Data Structures

Python includes several standard programming data structures, such as list, tuple, dict, and set, as part of its built-in types. Many applications do not require other structures, but when they do, the standard library provides powerful and well-tested versions that are ready to be used.

The enum module provides an implementation of an enumeration type, with iteration and comparison capabilities. It can be used to create well-defined symbols for values, instead of using literal strings or integers.

The collections module includes implementations of several data structures that extend those found in other modules. For example, Deque is a double-ended queue, which allows the addition or removal of items from either end. The defaultdict is a dictionary that responds with a default value if a key is missing, while OrderedDict remembers the sequence in which items are added to it. namedtuple extends the normal tuple to give each member item an attribute name in addition to a numeric index.

For large amounts of data, an array may make more efficient use of memory than a list. Since the array is limited to a single data type, it can use a more compact memory representation than a general-purpose list. At the same time, array instances can be manipulated using many of the same methods as a list, so it may be possible to replace a list with an array in an application without a lot of other changes.

Sorting items in a sequence is a fundamental aspect of data manipulation. Python’s list includes a sort() method, but sometimes it is more efficient to maintain a list in sorted order without re-sorting it each time its contents are changed. The functions in heapq modify the contents of a list while preserving the sort order of the list with low overhead.

Another option for building sorted lists or arrays is bisect. It uses a binary search to find the insertion point for new items, and is an alternative to repeatedly sorting a list that changes frequently.

Although the built-in list can simulate a queue using the insert() and pop() methods, it is not thread-safe. For true ordered communication between threads use the queue module. multiprocessing includes a version of a Queue that works between processes, making it easier to convert a multithreaded program to use processes instead.
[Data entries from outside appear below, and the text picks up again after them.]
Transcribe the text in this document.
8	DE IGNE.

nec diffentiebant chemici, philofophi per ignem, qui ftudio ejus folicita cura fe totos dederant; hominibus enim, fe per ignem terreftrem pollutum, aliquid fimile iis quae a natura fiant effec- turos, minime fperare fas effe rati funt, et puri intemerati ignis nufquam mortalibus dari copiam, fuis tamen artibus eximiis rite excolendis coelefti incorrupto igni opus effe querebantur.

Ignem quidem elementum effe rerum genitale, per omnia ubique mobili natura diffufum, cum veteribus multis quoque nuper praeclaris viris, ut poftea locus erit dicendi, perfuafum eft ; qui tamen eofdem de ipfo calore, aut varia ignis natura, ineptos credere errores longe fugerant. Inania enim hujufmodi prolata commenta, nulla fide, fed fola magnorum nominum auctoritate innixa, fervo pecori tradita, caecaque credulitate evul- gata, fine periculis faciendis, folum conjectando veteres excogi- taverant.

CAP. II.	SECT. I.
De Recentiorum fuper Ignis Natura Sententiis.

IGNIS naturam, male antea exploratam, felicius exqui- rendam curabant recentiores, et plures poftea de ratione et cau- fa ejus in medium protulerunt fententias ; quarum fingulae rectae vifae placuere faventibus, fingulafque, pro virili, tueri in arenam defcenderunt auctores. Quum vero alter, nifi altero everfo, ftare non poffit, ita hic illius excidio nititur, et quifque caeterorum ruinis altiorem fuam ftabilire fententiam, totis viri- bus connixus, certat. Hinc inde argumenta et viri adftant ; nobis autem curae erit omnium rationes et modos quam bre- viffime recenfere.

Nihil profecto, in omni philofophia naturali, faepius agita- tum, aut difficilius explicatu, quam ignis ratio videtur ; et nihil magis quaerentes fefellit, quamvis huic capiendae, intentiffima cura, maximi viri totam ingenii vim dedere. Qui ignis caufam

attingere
struct is useful for decoding data from another application, perhaps coming from a binary file or stream of data, into Python’s native types for easier manipulation.
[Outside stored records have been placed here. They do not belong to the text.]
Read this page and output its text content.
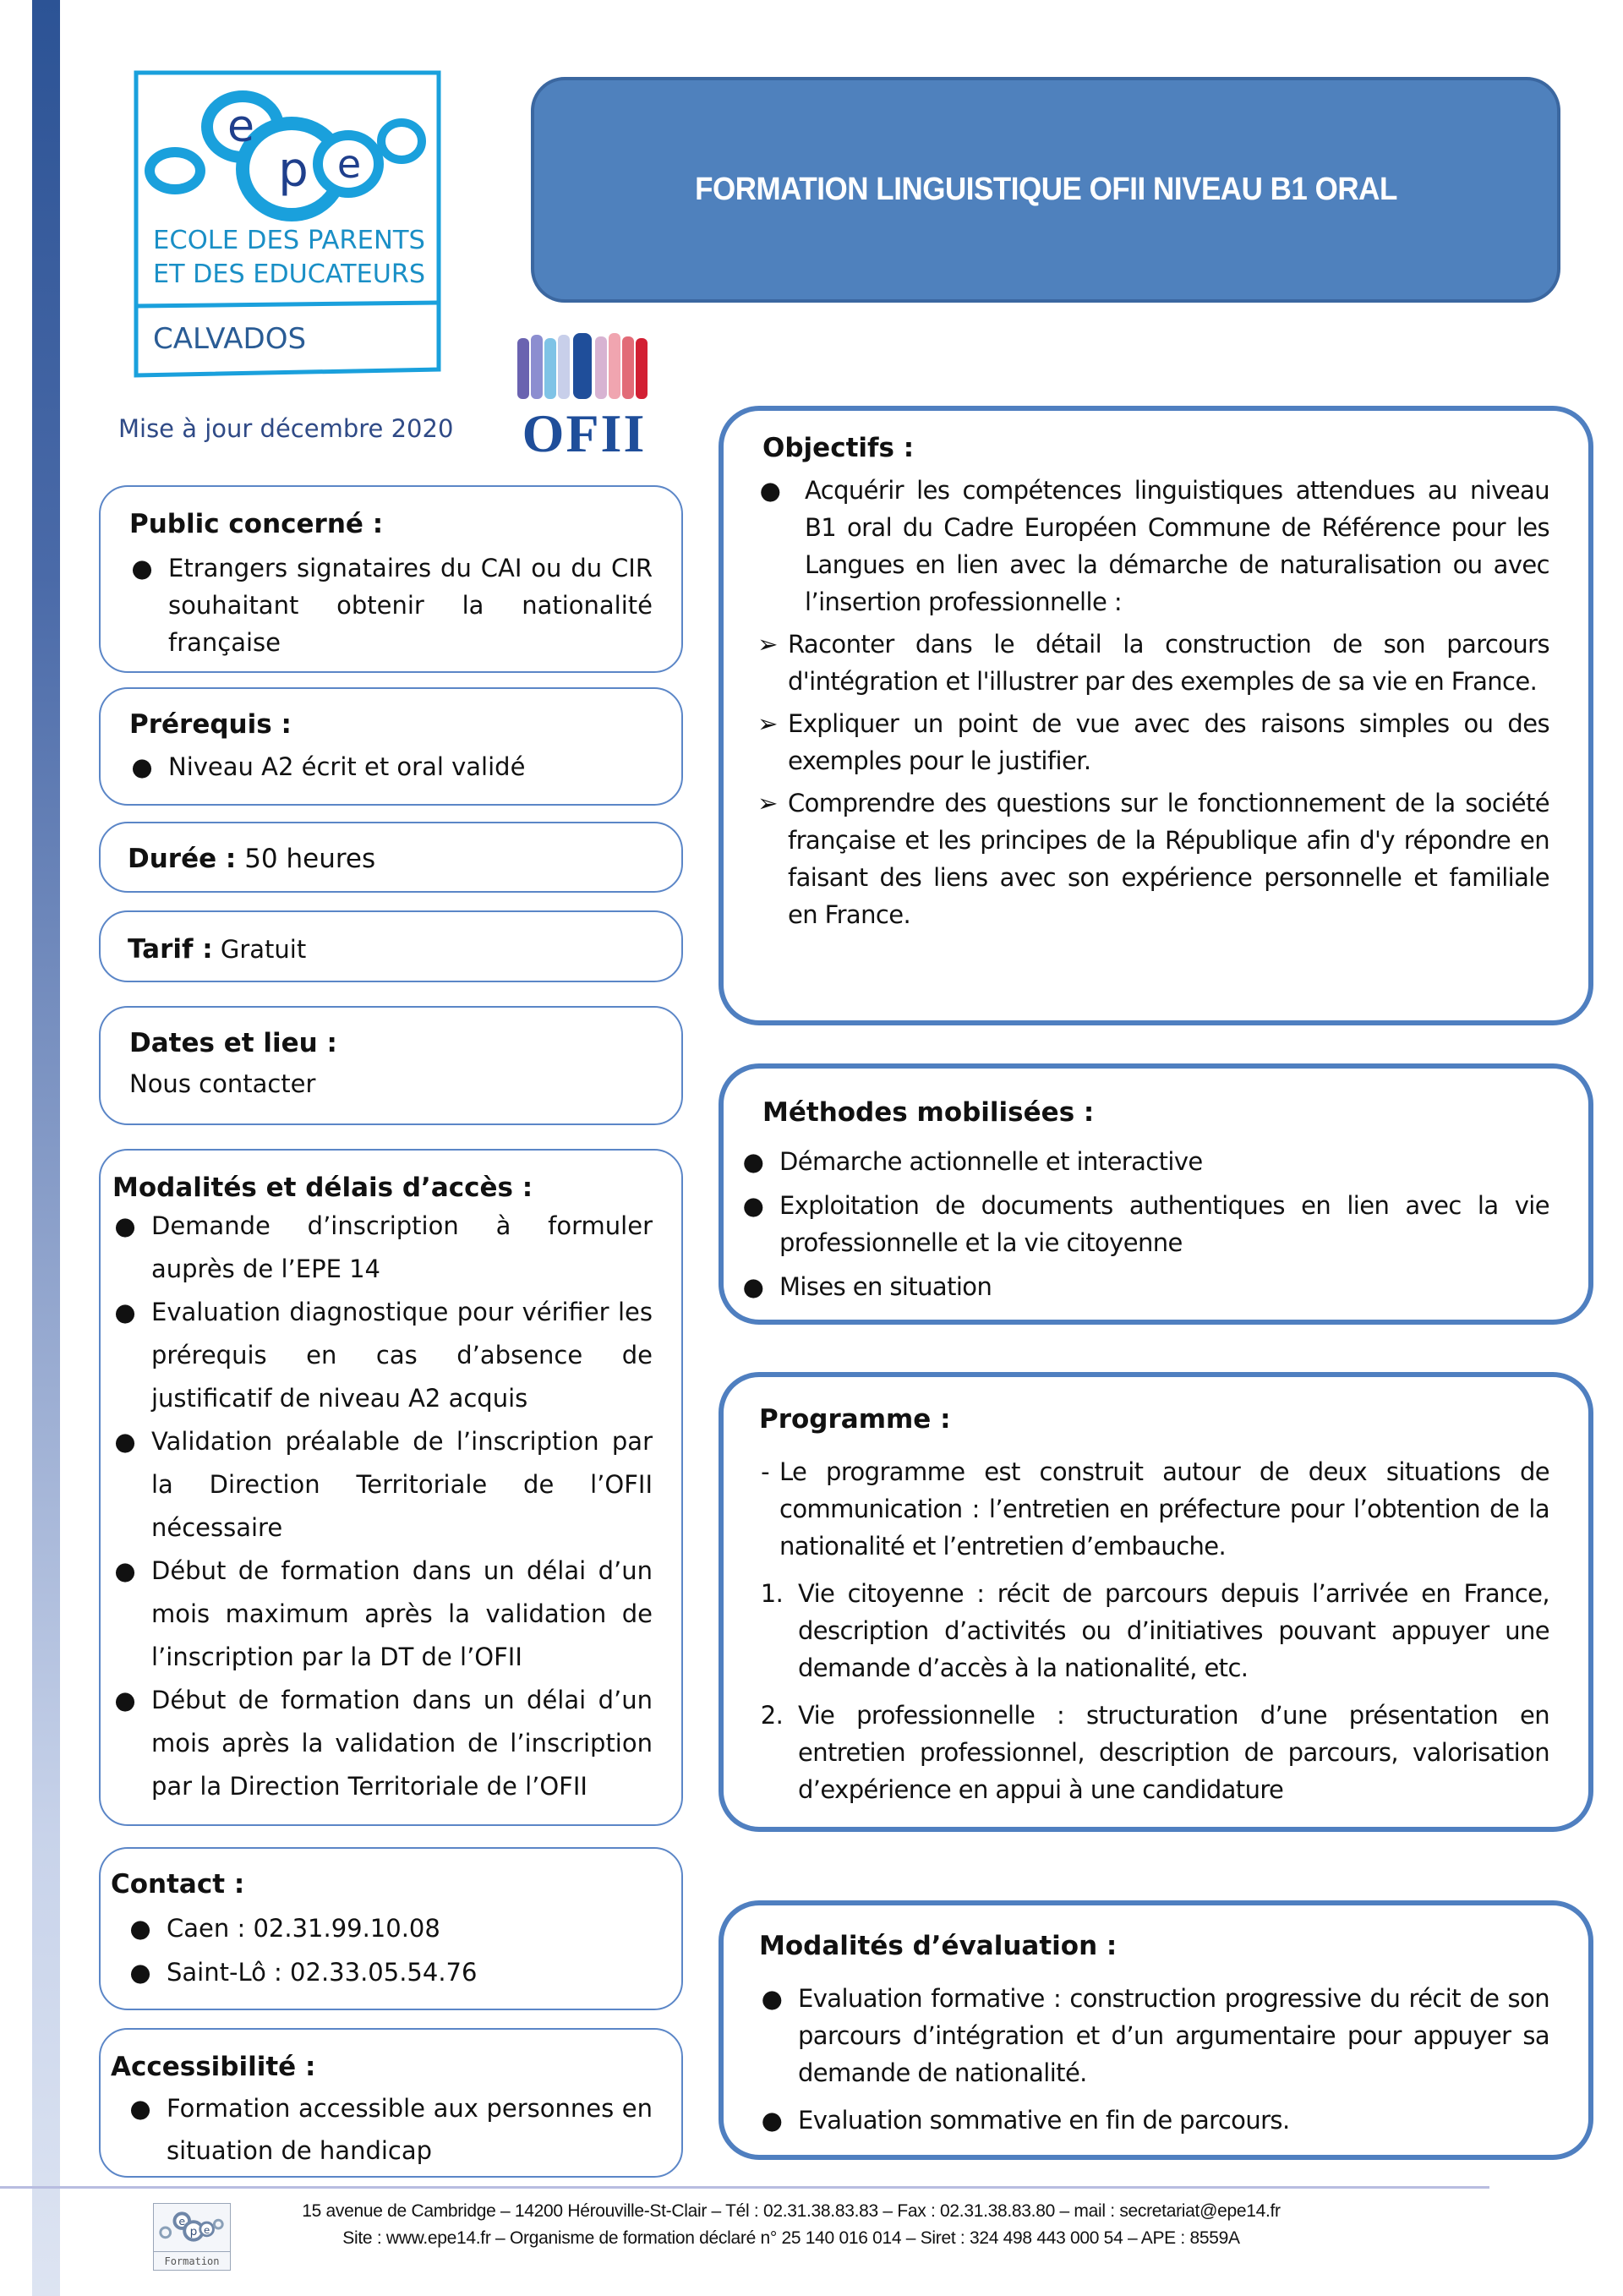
e
p e
ECOLE DES PARENTS
ET DES EDUCATEURS
CALVADOS
FORMATION LINGUISTIQUE OFII NIVEAU B1 ORAL
OFII
Mise à jour décembre 2020
Public concerné :
● Etrangers signataires du CAI ou du CIR souhaitant obtenir la nationalité française
Prérequis :
● Niveau A2 écrit et oral validé
Durée : 50 heures
Tarif : Gratuit
Dates et lieu :
Nous contacter
Modalités et délais d’accès :
● Demande d’inscription à formuler auprès de l’EPE 14
● Evaluation diagnostique pour vérifier les prérequis en cas d’absence de justificatif de niveau A2 acquis
● Validation préalable de l’inscription par la Direction Territoriale de l’OFII nécessaire
● Début de formation dans un délai d’un mois maximum après la validation de l’inscription par la DT de l’OFII
● Début de formation dans un délai d’un mois après la validation de l’inscription par la Direction Territoriale de l’OFII
Contact :
● Caen : 02.31.99.10.08
● Saint-Lô : 02.33.05.54.76
Accessibilité :
● Formation accessible aux personnes en situation de handicap
Objectifs :
● Acquérir les compétences linguistiques attendues au niveau B1 oral du Cadre Européen Commune de Référence pour les Langues en lien avec la démarche de naturalisation ou avec l’insertion professionnelle :
➢ Raconter dans le détail la construction de son parcours d'intégration et l'illustrer par des exemples de sa vie en France.
➢ Expliquer un point de vue avec des raisons simples ou des exemples pour le justifier.
➢ Comprendre des questions sur le fonctionnement de la société française et les principes de la République afin d'y répondre en faisant des liens avec son expérience personnelle et familiale en France.
Méthodes mobilisées :
● Démarche actionnelle et interactive
● Exploitation de documents authentiques en lien avec la vie professionnelle et la vie citoyenne
● Mises en situation
Programme :
- Le programme est construit autour de deux situations de communication : l’entretien en préfecture pour l’obtention de la nationalité et l’entretien d’embauche.
1. Vie citoyenne : récit de parcours depuis l’arrivée en France, description d’activités ou d’initiatives pouvant appuyer une demande d’accès à la nationalité, etc.
2. Vie professionnelle : structuration d’une présentation en entretien professionnel, description de parcours, valorisation d’expérience en appui à une candidature
Modalités d’évaluation :
● Evaluation formative : construction progressive du récit de son parcours d’intégration et d’un argumentaire pour appuyer sa demande de nationalité.
● Evaluation sommative en fin de parcours.
e
p e
Formation
15 avenue de Cambridge – 14200 Hérouville-St-Clair – Tél : 02.31.38.83.83 – Fax : 02.31.38.83.80 – mail : secretariat@epe14.fr
Site : www.epe14.fr – Organisme de formation déclaré n° 25 140 016 014 – Siret : 324 498 443 000 54 – APE : 8559A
This chapter covers two modules related to memory management. For highly interconnected data structures, such as graphs and trees, use weakref to maintain references while still allowing the garbage collector to clean up objects after they are no longer needed. Use the functions in copy for duplicating data structures and their contents, including making recursive copies with deepcopy().
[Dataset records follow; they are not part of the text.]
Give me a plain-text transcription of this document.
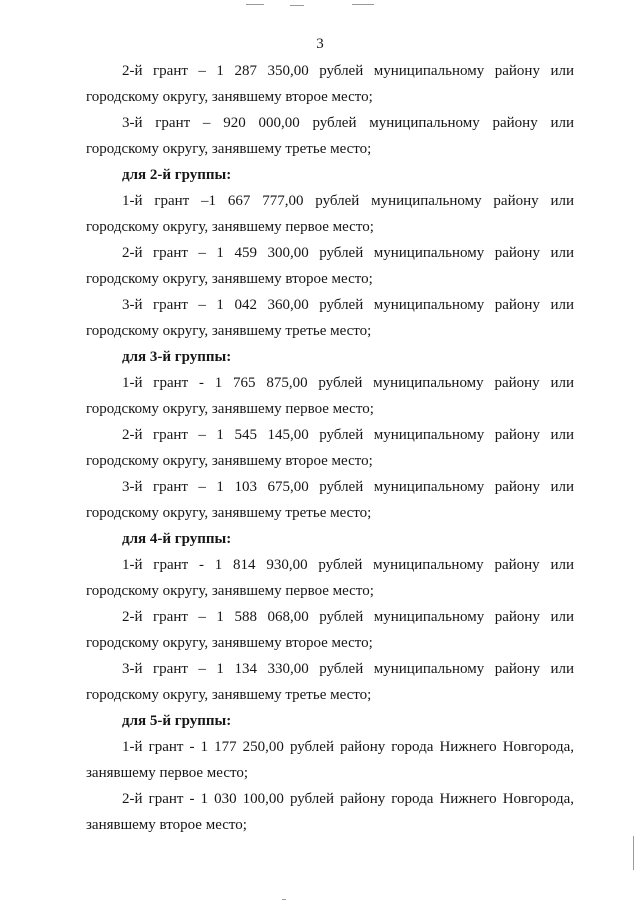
3
2-й грант – 1 287 350,00 рублей муниципальному району или
городскому округу, занявшему второе место;
3-й грант – 920 000,00 рублей муниципальному району или
городскому округу, занявшему третье место;
для 2-й группы:
1-й грант –1 667 777,00 рублей муниципальному району или
городскому округу, занявшему первое место;
2-й грант – 1 459 300,00 рублей муниципальному району или
городскому округу, занявшему второе место;
3-й грант – 1 042 360,00 рублей муниципальному району или
городскому округу, занявшему третье место;
для 3-й группы:
1-й грант - 1 765 875,00 рублей муниципальному району или
городскому округу, занявшему первое место;
2-й грант – 1 545 145,00 рублей муниципальному району или
городскому округу, занявшему второе место;
3-й грант – 1 103 675,00 рублей муниципальному району или
городскому округу, занявшему третье место;
для 4-й группы:
1-й грант - 1 814 930,00 рублей муниципальному району или
городскому округу, занявшему первое место;
2-й грант – 1 588 068,00 рублей муниципальному району или
городскому округу, занявшему второе место;
3-й грант – 1 134 330,00 рублей муниципальному району или
городскому округу, занявшему третье место;
для 5-й группы:
1-й грант - 1 177 250,00 рублей району города Нижнего Новгорода,
занявшему первое место;
2-й грант - 1 030 100,00 рублей району города Нижнего Новгорода,
занявшему второе место;
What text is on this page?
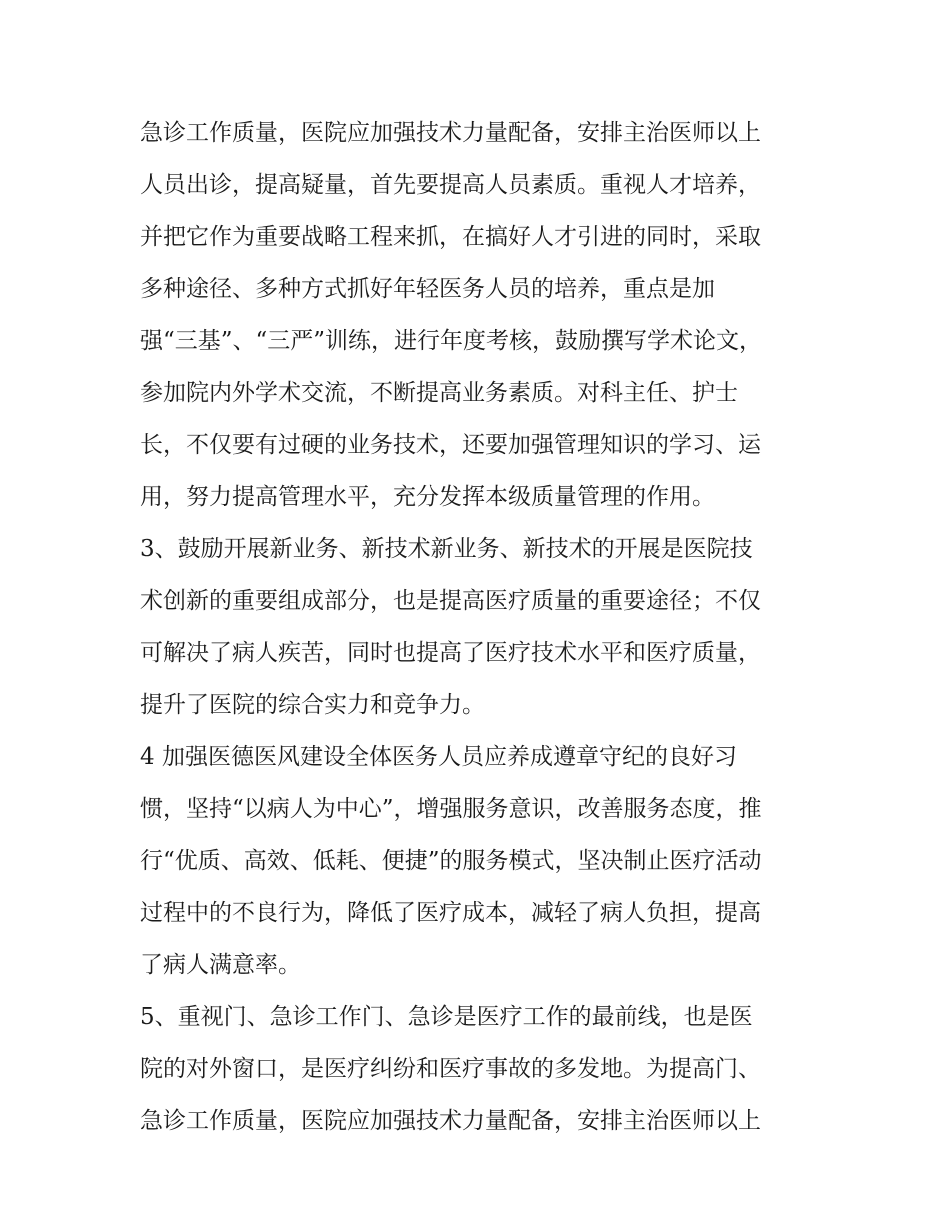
急诊工作质量，医院应加强技术力量配备，安排主治医师以上
人员出诊，提高疑量，首先要提高人员素质。重视人才培养，
并把它作为重要战略工程来抓，在搞好人才引进的同时，采取
多种途径、多种方式抓好年轻医务人员的培养，重点是加
强“三基”、“三严”训练，进行年度考核，鼓励撰写学术论文，
参加院内外学术交流，不断提高业务素质。对科主任、护士
长，不仅要有过硬的业务技术，还要加强管理知识的学习、运
用，努力提高管理水平，充分发挥本级质量管理的作用。
3、鼓励开展新业务、新技术新业务、新技术的开展是医院技
术创新的重要组成部分，也是提高医疗质量的重要途径；不仅
可解决了病人疾苦，同时也提高了医疗技术水平和医疗质量，
提升了医院的综合实力和竞争力。
4 加强医德医风建设全体医务人员应养成遵章守纪的良好习
惯，坚持“以病人为中心”，增强服务意识，改善服务态度，推
行“优质、高效、低耗、便捷”的服务模式，坚决制止医疗活动
过程中的不良行为，降低了医疗成本，减轻了病人负担，提高
了病人满意率。
5、重视门、急诊工作门、急诊是医疗工作的最前线，也是医
院的对外窗口，是医疗纠纷和医疗事故的多发地。为提高门、
急诊工作质量，医院应加强技术力量配备，安排主治医师以上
Debugging data structures can be time consuming, especially when wading through printed output of large sequences or dictionaries. Use pprint to create easy-to-read representations that can be printed to the console or written to a log file for easier debugging.

Finally, if the available types do not meet the requirements, subclass one of the native types and customize it, or build a new container type using one of the abstract base classes defined in collections as a starting point.